Saving a parakeet from Hell!
My wife and I returned home one Saturday afternoon from 'Theocratic activities' to find the dining room in a shambles. The budgie cage was toppled into the middle of the floor with a few indigo feathers and some bird seed about the area. No sign of the bird. We searched the house high and low looking for him. On the drapes, under the sofa and tables, in the bathroom. No bird to be found. The Cheshire look on the cat's face was convincing enough that he had dined well, and was now digesting the dime-store pet. We gave up the search, chastened the cat, and cleaned up the mess.
I went outside, finished changing the oil in our car. Then, as was our less-than-green custom at the time, went inside, retrieved the garbage from the kitchen receptacle, and took both the oil and the trash to the burn barrel in our backyard. We were miles from town, and I used the oil that I changed often as an accelerator for the refuse. I dropped in the plastic bag, fully sealed with drawstrings, then poured the oil over it, reached into my shirt pocket and found the matches - lighting the whole thing from the bottom.

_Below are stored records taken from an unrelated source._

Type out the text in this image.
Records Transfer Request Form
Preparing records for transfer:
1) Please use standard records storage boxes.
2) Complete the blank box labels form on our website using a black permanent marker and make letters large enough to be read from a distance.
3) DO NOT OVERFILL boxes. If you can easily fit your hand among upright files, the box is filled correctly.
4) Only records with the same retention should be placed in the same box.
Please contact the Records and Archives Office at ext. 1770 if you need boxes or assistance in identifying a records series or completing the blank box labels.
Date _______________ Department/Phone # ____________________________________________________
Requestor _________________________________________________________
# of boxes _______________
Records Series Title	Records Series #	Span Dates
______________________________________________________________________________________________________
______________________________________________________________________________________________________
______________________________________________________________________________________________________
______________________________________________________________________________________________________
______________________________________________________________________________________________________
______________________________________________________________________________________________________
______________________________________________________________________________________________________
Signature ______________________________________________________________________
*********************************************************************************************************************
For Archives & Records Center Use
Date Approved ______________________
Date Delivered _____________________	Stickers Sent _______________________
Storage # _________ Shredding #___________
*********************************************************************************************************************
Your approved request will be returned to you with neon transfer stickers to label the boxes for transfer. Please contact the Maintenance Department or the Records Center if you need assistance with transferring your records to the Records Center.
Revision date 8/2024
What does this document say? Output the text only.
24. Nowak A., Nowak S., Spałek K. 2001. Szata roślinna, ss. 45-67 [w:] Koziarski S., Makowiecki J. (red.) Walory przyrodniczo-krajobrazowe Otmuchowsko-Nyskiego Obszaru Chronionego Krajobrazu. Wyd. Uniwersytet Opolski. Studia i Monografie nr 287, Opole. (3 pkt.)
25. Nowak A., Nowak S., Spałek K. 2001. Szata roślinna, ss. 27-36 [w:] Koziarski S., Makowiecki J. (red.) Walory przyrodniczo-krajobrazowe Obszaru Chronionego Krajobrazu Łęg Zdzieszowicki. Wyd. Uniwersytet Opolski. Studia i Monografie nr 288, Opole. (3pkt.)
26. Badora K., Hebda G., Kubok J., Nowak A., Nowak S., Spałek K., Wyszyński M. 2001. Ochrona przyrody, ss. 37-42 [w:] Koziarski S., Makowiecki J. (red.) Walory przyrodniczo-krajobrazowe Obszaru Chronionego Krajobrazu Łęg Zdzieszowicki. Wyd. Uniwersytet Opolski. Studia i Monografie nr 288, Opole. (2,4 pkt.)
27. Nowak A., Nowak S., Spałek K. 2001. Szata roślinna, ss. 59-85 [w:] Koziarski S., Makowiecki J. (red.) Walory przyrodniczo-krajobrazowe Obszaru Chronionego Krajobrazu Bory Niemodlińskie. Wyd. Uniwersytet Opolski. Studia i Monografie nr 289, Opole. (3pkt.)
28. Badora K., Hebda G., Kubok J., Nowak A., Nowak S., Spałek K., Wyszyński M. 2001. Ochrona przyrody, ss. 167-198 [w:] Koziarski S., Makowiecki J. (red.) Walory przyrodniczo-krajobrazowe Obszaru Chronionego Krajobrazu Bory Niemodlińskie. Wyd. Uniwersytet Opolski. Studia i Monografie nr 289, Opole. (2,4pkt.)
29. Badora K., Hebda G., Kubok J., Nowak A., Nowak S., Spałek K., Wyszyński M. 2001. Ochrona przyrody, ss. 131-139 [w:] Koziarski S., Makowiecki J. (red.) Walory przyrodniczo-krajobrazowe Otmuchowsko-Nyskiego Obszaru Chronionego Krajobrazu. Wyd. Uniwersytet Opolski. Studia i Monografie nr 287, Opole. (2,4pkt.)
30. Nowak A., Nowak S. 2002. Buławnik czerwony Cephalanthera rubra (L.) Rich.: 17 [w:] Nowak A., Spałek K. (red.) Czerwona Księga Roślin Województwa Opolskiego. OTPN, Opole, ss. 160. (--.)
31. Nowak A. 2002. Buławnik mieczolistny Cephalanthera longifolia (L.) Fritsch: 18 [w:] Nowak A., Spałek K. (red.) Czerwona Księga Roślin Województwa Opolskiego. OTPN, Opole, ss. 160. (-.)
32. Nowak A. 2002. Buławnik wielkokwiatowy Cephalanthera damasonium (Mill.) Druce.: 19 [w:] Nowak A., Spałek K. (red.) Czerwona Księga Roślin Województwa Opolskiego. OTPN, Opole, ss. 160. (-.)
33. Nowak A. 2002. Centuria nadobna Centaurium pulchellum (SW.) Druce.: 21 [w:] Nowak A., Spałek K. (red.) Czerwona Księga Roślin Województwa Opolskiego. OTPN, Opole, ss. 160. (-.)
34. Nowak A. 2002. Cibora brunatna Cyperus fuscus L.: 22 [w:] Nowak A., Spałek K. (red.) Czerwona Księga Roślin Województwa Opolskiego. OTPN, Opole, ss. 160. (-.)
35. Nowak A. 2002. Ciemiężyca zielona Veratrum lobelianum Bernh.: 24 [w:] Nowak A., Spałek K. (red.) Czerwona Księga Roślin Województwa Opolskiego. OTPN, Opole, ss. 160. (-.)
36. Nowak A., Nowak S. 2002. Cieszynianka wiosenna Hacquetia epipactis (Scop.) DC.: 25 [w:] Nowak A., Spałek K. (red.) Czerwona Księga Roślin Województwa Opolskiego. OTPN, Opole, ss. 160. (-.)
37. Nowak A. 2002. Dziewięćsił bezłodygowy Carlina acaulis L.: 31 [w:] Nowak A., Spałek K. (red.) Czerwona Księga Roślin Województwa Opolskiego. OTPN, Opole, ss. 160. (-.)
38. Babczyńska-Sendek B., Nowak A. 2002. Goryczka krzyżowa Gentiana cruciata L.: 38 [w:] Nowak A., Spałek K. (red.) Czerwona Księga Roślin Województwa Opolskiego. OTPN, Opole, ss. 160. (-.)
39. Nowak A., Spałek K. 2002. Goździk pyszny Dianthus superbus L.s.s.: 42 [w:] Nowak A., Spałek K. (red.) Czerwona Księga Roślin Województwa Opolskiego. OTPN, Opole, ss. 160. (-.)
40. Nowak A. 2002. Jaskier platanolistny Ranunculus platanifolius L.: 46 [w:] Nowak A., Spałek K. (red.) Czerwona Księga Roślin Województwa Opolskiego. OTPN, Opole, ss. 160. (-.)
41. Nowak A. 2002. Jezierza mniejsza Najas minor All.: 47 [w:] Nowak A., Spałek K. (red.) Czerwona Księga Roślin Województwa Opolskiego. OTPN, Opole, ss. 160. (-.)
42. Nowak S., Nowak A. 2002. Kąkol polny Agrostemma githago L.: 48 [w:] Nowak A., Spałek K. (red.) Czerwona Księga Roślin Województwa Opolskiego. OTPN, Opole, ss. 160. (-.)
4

Just as I was starting to walk away from the emerging inferno in front of me, a wiggle inside the bag caught my eye. My first thought was that I had caught a mouse at play in our kitchen trashcan, and now he would pay the ultimate price for his meal. Then it hit me - THE BIRD! I had but a nanosecond to react before the flames would make him into something akin to cousin 'Roasted Duck' - on a smaller and uglier scale.
Reacting quickly, I plunged my hand through the plastic bag, wrapping up the bird and a few bits of garbage in a fist, tearing him free of the plastic prison-inferno that had just momentarily begun to rage beneath it's wings. In return for my kindness, he promptly plunged his talons and his ample beak into my hand. The talons into the flesh of my palm, and the beak tautly sunk into my hand - precisely where the thumb meets the hand. Momentarily I was running, screaming in pain to the house, trying to keep the now freed budgie from making a rough surgical removal of my precious opposing digit, while at the same time, keeping hold on him so that I could also save his life while he attempted to take mine.

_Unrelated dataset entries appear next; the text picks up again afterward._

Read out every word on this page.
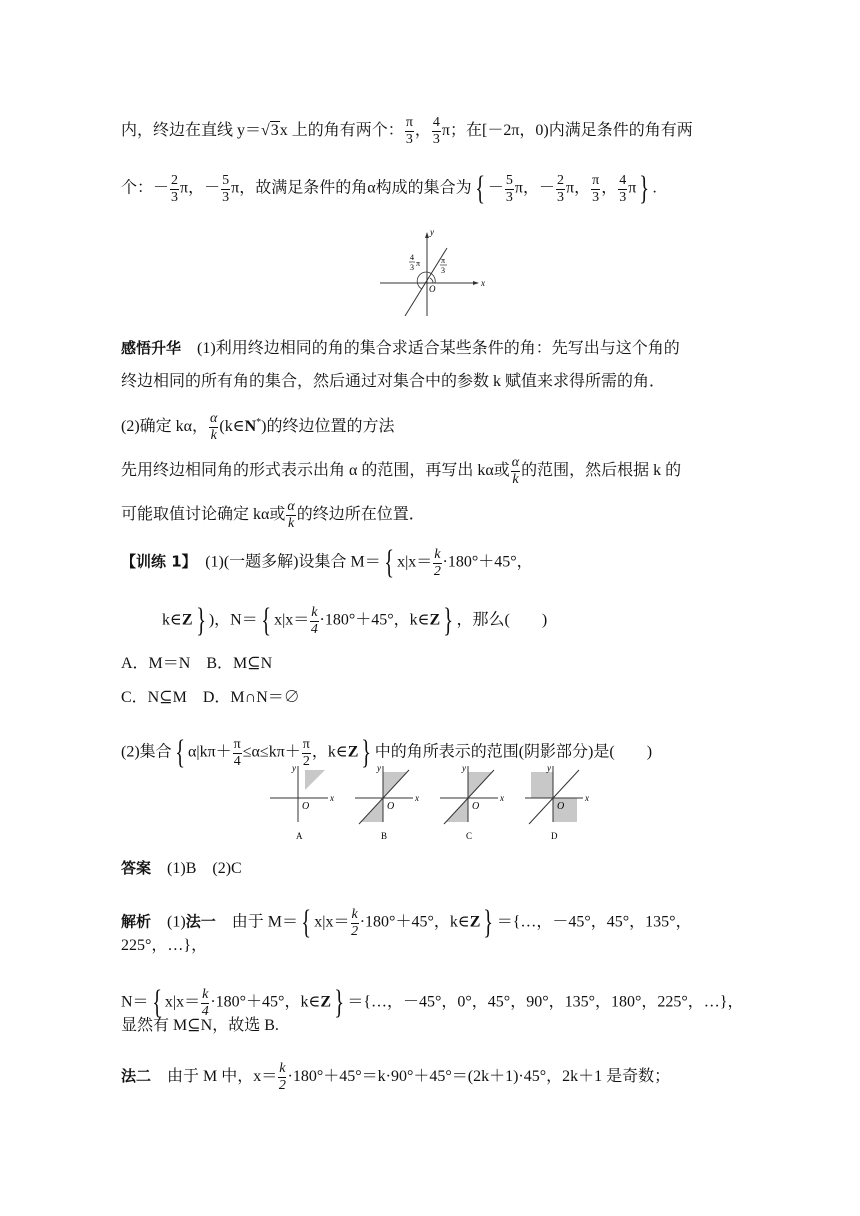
内，终边在直线 y＝√3x 上的角有两个： $\frac{\pi}{3}$ ， $\frac{4}{3}$ π；在[－2π，0)内满足条件的角有两
个：－ $\frac{2}{3}$ π，－ $\frac{5}{3}$ π，故满足条件的角α构成的集合为{ － $\frac{5}{3}$ π，－ $\frac{2}{3}$ π， $\frac{\pi}{3}$ ， $\frac{4}{3} \pi$} .
x
y
O
4
3 π	π
3
感悟升华　 (1)利用终边相同的角的集合求适合某些条件的角：先写出与这个角的
终边相同的所有角的集合，然后通过对集合中的参数 k 赋值来求得所需的角．
(2)确定 kα， $\frac{\alpha}{k}$ (k∈N*)的终边位置的方法
先用终边相同角的形式表示出角 α 的范围，再写出 kα或 $\frac{\alpha}{k}$ 的范围，然后根据 k 的
可能取值讨论确定 kα或 $\frac{\alpha}{k}$ 的终边所在位置．
【训练 1】　 (1)(一题多解)设集合 M＝{ $x|x= \frac{k}{2} \cdot 180^\circ+45^\circ$，
k∈Z} )，N＝{ $x|x= \frac{k}{4} \cdot 180^\circ+45^\circ$，k∈Z} ，那么(　　)
A．M＝N　B．M⊆N
C．N⊆M　D．M∩N＝∅
(2)集合{ $\alpha|k\pi+ \frac{\pi}{4} \le\alpha\le k\pi+ \frac{\pi}{2}$ ，k∈Z} 中的角所表示的范围(阴影部分)是(　　)
x
y
O
A
x
y
O
B
x
y
O
C
x
y
O
D
答案　 (1)B　(2)C
解析　 (1)法一　 由于 M＝{ $x|x= \frac{k}{2} \cdot 180^\circ+45^\circ$，k∈Z} ＝{…，－45°，45°，135°，
225°，…}，
N＝{ $x|x= \frac{k}{4} \cdot 180^\circ+45^\circ$，k∈Z} ＝{…，－45°，0°，45°，90°，135°，180°，225°，…}，
显然有 M⊆N，故选 B.
法二　 由于 M 中，$x= \frac{k}{2} \cdot 180^\circ+45^\circ=k\cdot 90^\circ+45^\circ=(2k+1)\cdot 45^\circ$，2k＋1 是奇数；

Frantically, my wife met me in the kitchen as I entered, afraid that I had done some foolish thing - like set myself on fire - from the commotion she heard issuing from my terror stricken voice. She saw that I was holding some oily plastic in my hand, and it took a moment to realise that what I held out was actually moving. With some effort, we forced the bird to release my thumb, and then began to realise that this bird resembled those we had seen pulled from the sea following the Exxon oil-spill. He was a mess.

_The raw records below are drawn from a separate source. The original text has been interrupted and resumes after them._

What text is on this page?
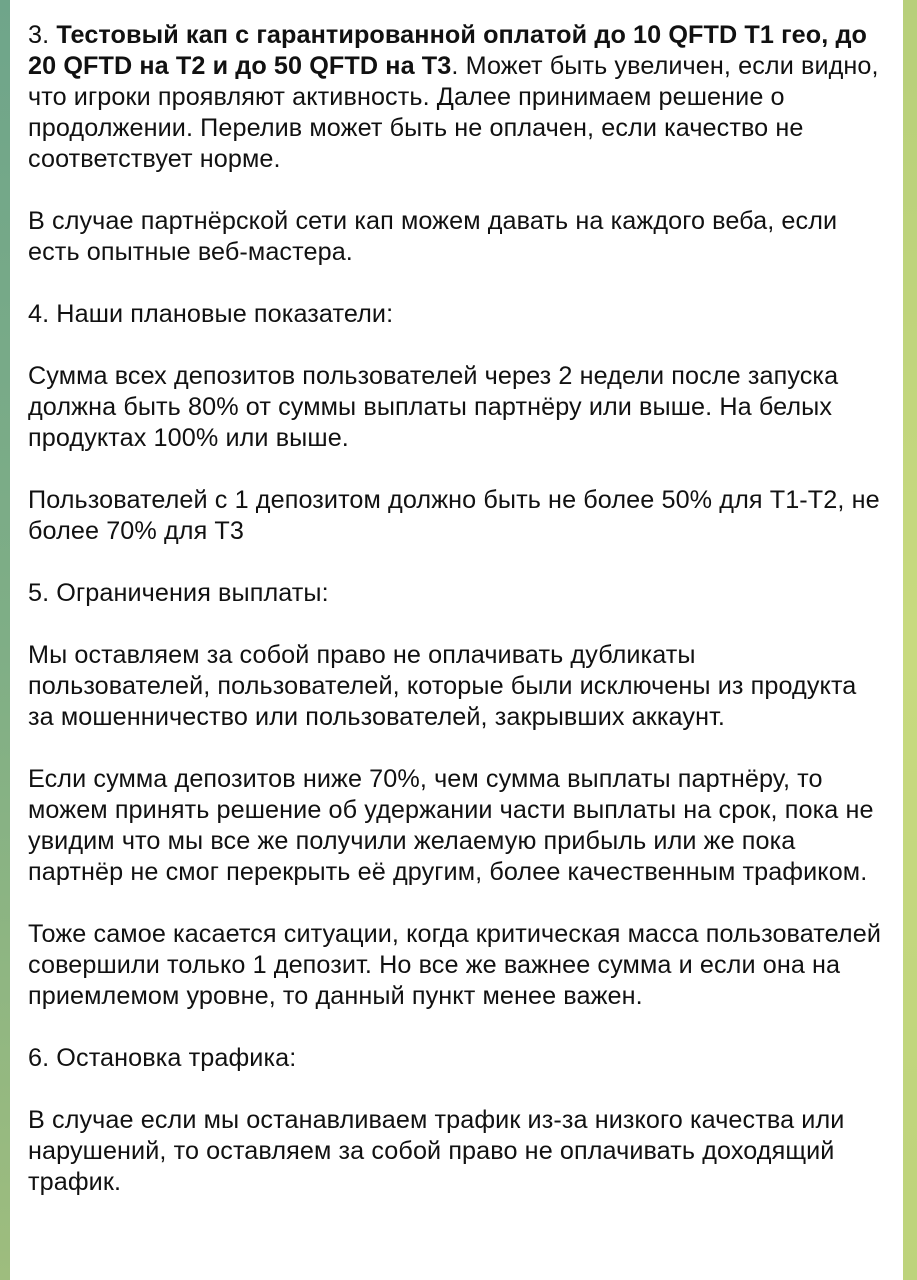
3. Тестовый кап с гарантированной оплатой до 10 QFTD T1 гео, до 20 QFTD на T2 и до 50 QFTD на T3. Может быть увеличен, если видно, что игроки проявляют активность. Далее принимаем решение о продолжении. Перелив может быть не оплачен, если качество не соответствует норме.

В случае партнёрской сети кап можем давать на каждого веба, если есть опытные веб-мастера.

4. Наши плановые показатели:

Сумма всех депозитов пользователей через 2 недели после запуска должна быть 80% от суммы выплаты партнёру или выше. На белых продуктах 100% или выше.

Пользователей с 1 депозитом должно быть не более 50% для T1-T2, не более 70% для T3

5. Ограничения выплаты:

Мы оставляем за собой право не оплачивать дубликаты пользователей, пользователей, которые были исключены из продукта за мошенничество или пользователей, закрывших аккаунт.

Если сумма депозитов ниже 70%, чем сумма выплаты партнёру, то можем принять решение об удержании части выплаты на срок, пока не увидим что мы все же получили желаемую прибыль или же пока партнёр не смог перекрыть её другим, более качественным трафиком.

Тоже самое касается ситуации, когда критическая масса пользователей совершили только 1 депозит. Но все же важнее сумма и если она на приемлемом уровне, то данный пункт менее важен.

6. Остановка трафика:

В случае если мы останавливаем трафик из-за низкого качества или нарушений, то оставляем за собой право не оплачивать доходящий трафик.
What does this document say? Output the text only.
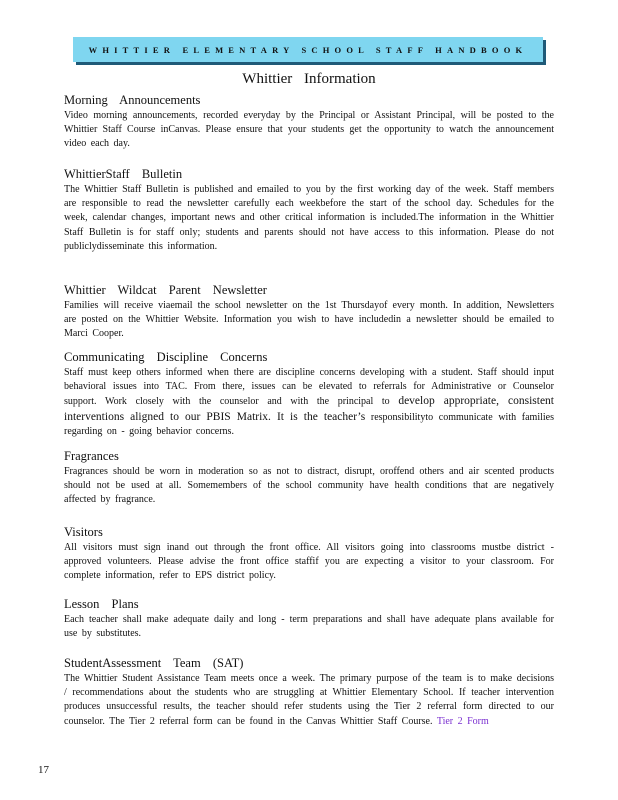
WHITTIER ELEMENTARY SCHOOL STAFF HANDBOOK
Whittier Information
Morning Announcements
Video morning announcements, recorded everyday by the Principal or Assistant Principal, will be posted to the Whittier Staff Course inCanvas. Please ensure that your students get the opportunity to watch the announcement video each day.
WhittierStaff Bulletin
The Whittier Staff Bulletin is published and emailed to you by the first working day of the week. Staff members are responsible to read the newsletter carefully each weekbefore the start of the school day. Schedules for the week, calendar changes, important news and other critical information is included.The information in the Whittier Staff Bulletin is for staff only; students and parents should not have access to this information. Please do not publiclydisseminate this information.
Whittier Wildcat Parent Newsletter
Families will receive viaemail the school newsletter on the 1st Thursdayof every month. In addition, Newsletters are posted on the Whittier Website. Information you wish to have includedin a newsletter should be emailed to Marci Cooper.
Communicating Discipline Concerns
Staff must keep others informed when there are discipline concerns developing with a student. Staff should input behavioral issues into TAC. From there, issues can be elevated to referrals for Administrative or Counselor support. Work closely with the counselor and with the principal to develop appropriate, consistent interventions aligned to our PBIS Matrix. It is the teacher’s responsibilityto communicate with families regarding on - going behavior concerns.
Fragrances
Fragrances should be worn in moderation so as not to distract, disrupt, oroffend others and air scented products should not be used at all. Somemembers of the school community have health conditions that are negatively affected by fragrance.
Visitors
All visitors must sign inand out through the front office. All visitors going into classrooms mustbe district - approved volunteers. Please advise the front office staffif you are expecting a visitor to your classroom. For complete information, refer to EPS district policy.
Lesson Plans
Each teacher shall make adequate daily and long - term preparations and shall have adequate plans available for use by substitutes.
StudentAssessment Team (SAT)
The Whittier Student Assistance Team meets once a week. The primary purpose of the team is to make decisions / recommendations about the students who are struggling at Whittier Elementary School. If teacher intervention produces unsuccessful results, the teacher should refer students using the Tier 2 referral form directed to our counselor. The Tier 2 referral form can be found in the Canvas Whittier Staff Course. Tier 2 Form
17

An hour, and bottle of dish-washing soap later, something similar to a now oily parakeet emerged from the suds. He looked like one might feel after having swum free of a sinking oil barge. We doubted he would live. My hand looked like it might recover with time, but it looked like this poor bird never would. But the next several weeks he spent most of his time preening off the balance of the oil and surfactants and began to slowly regain his natural blue color.
I don't know how much good any of that did. A few weeks later - dead. Likely a victim of the preening. At least he died looking good.
When I think about this incident I can still relive the pain of his bite. I laugh till I cry when I do. In retrospect - it would have been better for all to have just fed the bird to the cat.